AMLs are classified as classic or epithelioid, with the latter more likely to extend into peri-renal fat, lymph nodes, renal vein, inferior vena cava, or adjacent structures [11]. Classic AML typically appears as low-attenuation areas on CT due to fat, complicating differentiation from liposarcoma. In TS-associated AML, the kidneys may appear diffusely echogenic with loss of corticomedullary differentiation due to numerous lesions [5].
A retrospective study [12] found that AMLs may show linear vascularity, aneurysmal intratumoral vessels, bridging vessel sign, hematoma, claw sign, and discrete intrarenal fatty nodules—features not seen in renal liposarcomas [12].

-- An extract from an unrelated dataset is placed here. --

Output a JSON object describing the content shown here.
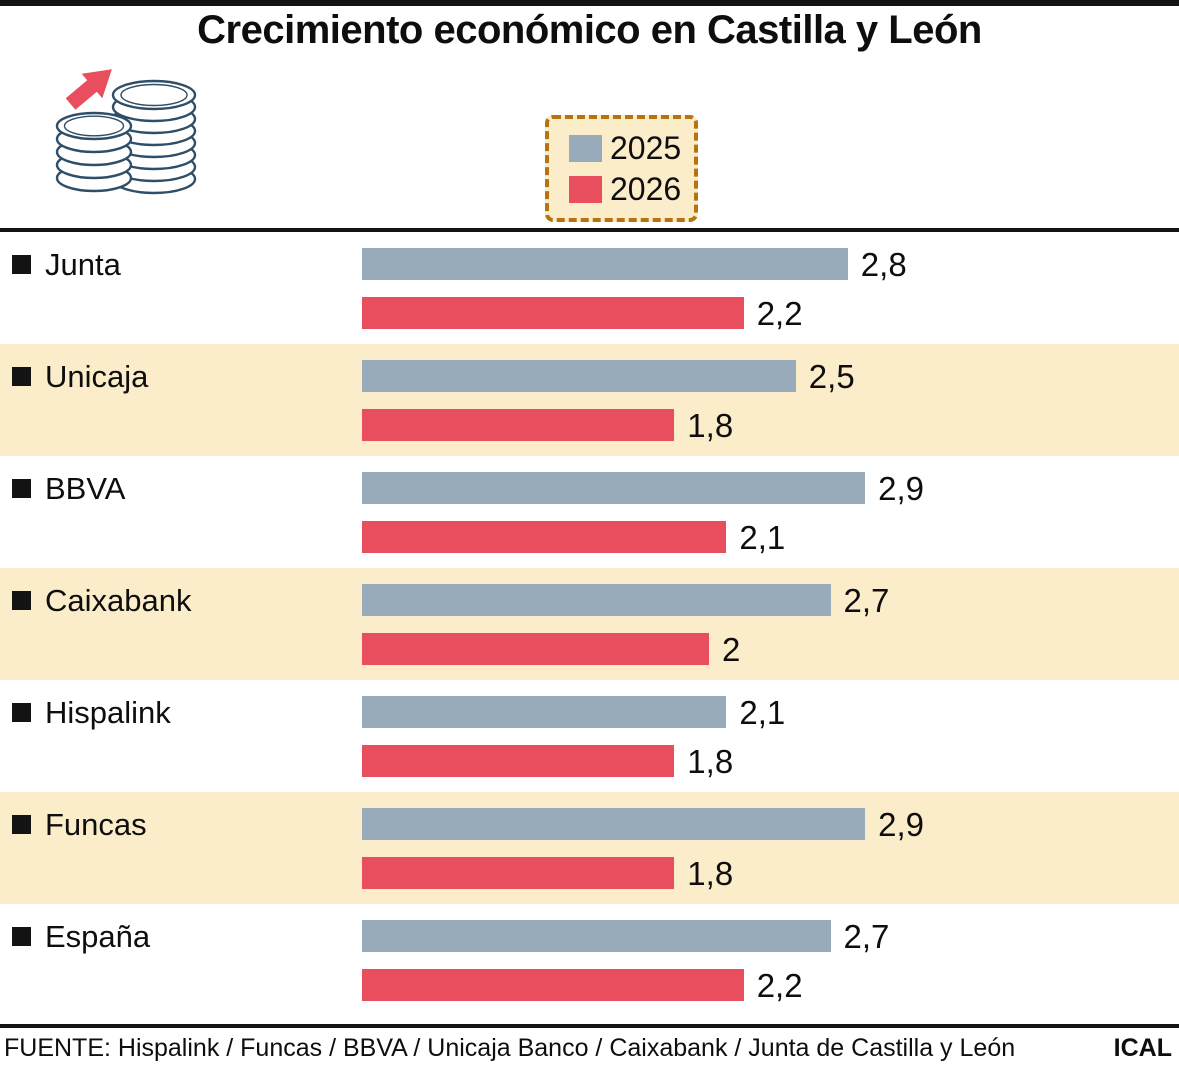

Surgical excision, either partial or total nephrectomy, remains the definitive treatment [9]. mTOR inhibitors show benefit in TSC-associated AML and LAM, but their role in sporadic cases remains unclear. Everolimus currently has the strongest evidence and is the only U.S. Food and Drug Administration–approved therapy for TSC-associated renal disease and LAM [13].
Conclusion
Renal PEComas are rare mesenchymal tumors that may present with non-specific symptoms and radiological features mimicking other neoplasms. In our case, histopathological evaluation was necessary to confirm the diagnosis of a benign AML that challenged our initial differential of a renal liposarcoma. More awareness and research are required for clinicians and radiologists to include a PEComa in their list of differential diagnoses. Their heterogeneous nature and varying presentations warrant the need for exploring investigations that can differentiate PEComas from other neoplasms before resorting to an invasive surgical approach.
Conflicts of interest
The authors declare there is no conflict of interest.
Funding
This study received no grant from any funding agency in the public, commercial, or not-for-profit sectors.
Informed consent
Written informed consent was obtained and the patient was informed about the maintenance of confidentiality and anonymity, according to the institutional ethical guidelines.